The next section, dealing with ‘The Exhibition Watercolour’, is rather forced and finished and generally lacking in spontaneity. Nevertheless, there’s a brightly washed 1920s ‘Nativity’ by Dorothy Webster Hawksley, Arthur Melville’s softly atmospheric ‘Blue Night, Venice’ and the vividly intense ‘Streatley Mill’ by George Price Boyce. A ‘How to do it’ section follows, in which technique is explained under the watchful gaze of such masterpieces as Turner’s ‘Scarlet Sunset’ and Whistler’s ‘Beach Scene’. Good to see a large work by Rebecca Salter here, one of our best contemporary practitioners, who is currently enjoying a large survey exhibition at the Yale Center for British Art in Connecticut.

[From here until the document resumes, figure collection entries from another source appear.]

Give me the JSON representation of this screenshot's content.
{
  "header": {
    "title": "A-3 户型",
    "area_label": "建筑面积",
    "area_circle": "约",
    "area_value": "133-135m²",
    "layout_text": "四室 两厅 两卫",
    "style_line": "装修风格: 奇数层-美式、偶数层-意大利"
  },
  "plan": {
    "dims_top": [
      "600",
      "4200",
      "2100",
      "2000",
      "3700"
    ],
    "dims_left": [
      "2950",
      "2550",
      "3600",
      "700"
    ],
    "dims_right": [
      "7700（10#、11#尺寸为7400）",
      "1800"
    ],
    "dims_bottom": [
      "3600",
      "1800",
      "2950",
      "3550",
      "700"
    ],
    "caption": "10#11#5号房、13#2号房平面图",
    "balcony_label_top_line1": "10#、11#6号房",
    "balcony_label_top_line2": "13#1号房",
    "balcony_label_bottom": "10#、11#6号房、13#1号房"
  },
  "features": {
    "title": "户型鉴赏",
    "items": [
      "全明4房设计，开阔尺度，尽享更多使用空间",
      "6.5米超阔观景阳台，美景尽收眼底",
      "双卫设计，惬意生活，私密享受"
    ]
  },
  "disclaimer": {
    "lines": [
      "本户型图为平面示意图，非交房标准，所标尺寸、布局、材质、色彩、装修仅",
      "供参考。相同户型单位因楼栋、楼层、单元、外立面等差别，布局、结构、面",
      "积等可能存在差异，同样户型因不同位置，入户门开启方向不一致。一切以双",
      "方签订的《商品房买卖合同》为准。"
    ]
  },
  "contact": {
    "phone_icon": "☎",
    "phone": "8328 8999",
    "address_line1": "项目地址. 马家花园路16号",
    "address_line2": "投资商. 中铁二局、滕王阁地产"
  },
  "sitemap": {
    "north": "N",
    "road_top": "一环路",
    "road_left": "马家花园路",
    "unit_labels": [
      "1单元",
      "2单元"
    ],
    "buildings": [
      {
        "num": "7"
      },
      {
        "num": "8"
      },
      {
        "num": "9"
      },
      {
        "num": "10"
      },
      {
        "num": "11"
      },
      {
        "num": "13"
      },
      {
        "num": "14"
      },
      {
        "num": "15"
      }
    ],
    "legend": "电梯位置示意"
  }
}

The next theme to be addressed is war, and Burra is given prominence here once again — almost as if the Tate wants to steal the thunder of Pallant House’s forthcoming Burra retrospective (22 October 2011 to 19 February 2012). Luckily, there are a lot of other war artists to choose from, and inevitably Paul Nash and Graham Sutherland feature, with rather a good Sargent, in which the harvest goes on regardless of the crashed aeroplane in the background.
As the show moves towards its end, the mood turns introspective. Under the heading ‘Inner Vision’ are great things by Blake and Paul Nash, rather obvious choices by that underrated master David Jones, perhaps too much Burne-Jones. Good to see a fine Chris LeBrun ziggurat hung between Samuel Palmer’s ‘Hilly Scene’ masterpiece and Rossetti, and I can just about see the point of including Beardsley, but the dreadful Simeon Solomon? And Victor Hugo is fun, but totally out of place.
The contemporary section of unbelievably feeble Tracey Emins and equally insignificant squiggles by Bethan Huws is thankfully enlivened by a series of witty David Austens and an intriguing grid study by Lucy Skaer. In the last room the definition of watercolour is stretched to breaking point with a large acrylic-on-canvas action painting by Sandra Blow. I admire Blow’s work, but it is completely out of context here. Much more appropriate are the two lively and irreverent Roger Hilton gouaches (honouring his centenary) and the sequence of Alexander Cozens blot studies from the 18th century. On the opposite wall is a fabulous group of Turners — ten watercolours, mostly beginnings of things featuring sea and sky, culminating in the radically minimal ‘Boat at Sea’. Better to draw a veil over the contemporary offerings at the far end of the gallery, though these are somewhat redeemed by Callum Innes’s delicately beautiful layered washes.
In sum, it’s an odd selection, but though that can be more stimulating than a predictable one, there are one or two glaring omissions I cannot overlook. Constable, Linnel
l and Wilson Steer are incredibly absent. Among the moderns where are Frances Hodgkins, John Nash, Josef Herman, Elizabeth Blackadder, Norman Adams and Henry Moore? I would have included examples of the masterly figurative-to-abstract compositions of Alan Reynolds from the 1950s and early 60s. Reynolds is criminally undervalued in the unbalanced art world of today, though next week I hope to write about him at some length. As for Watercolour at the Tate — it’s a show to enjoy selectively. Whether it’s worth a hefty £12 admission fee when nearly half of the exhibits come from the Tate’s own collection (and thus should be free) remains open to debate.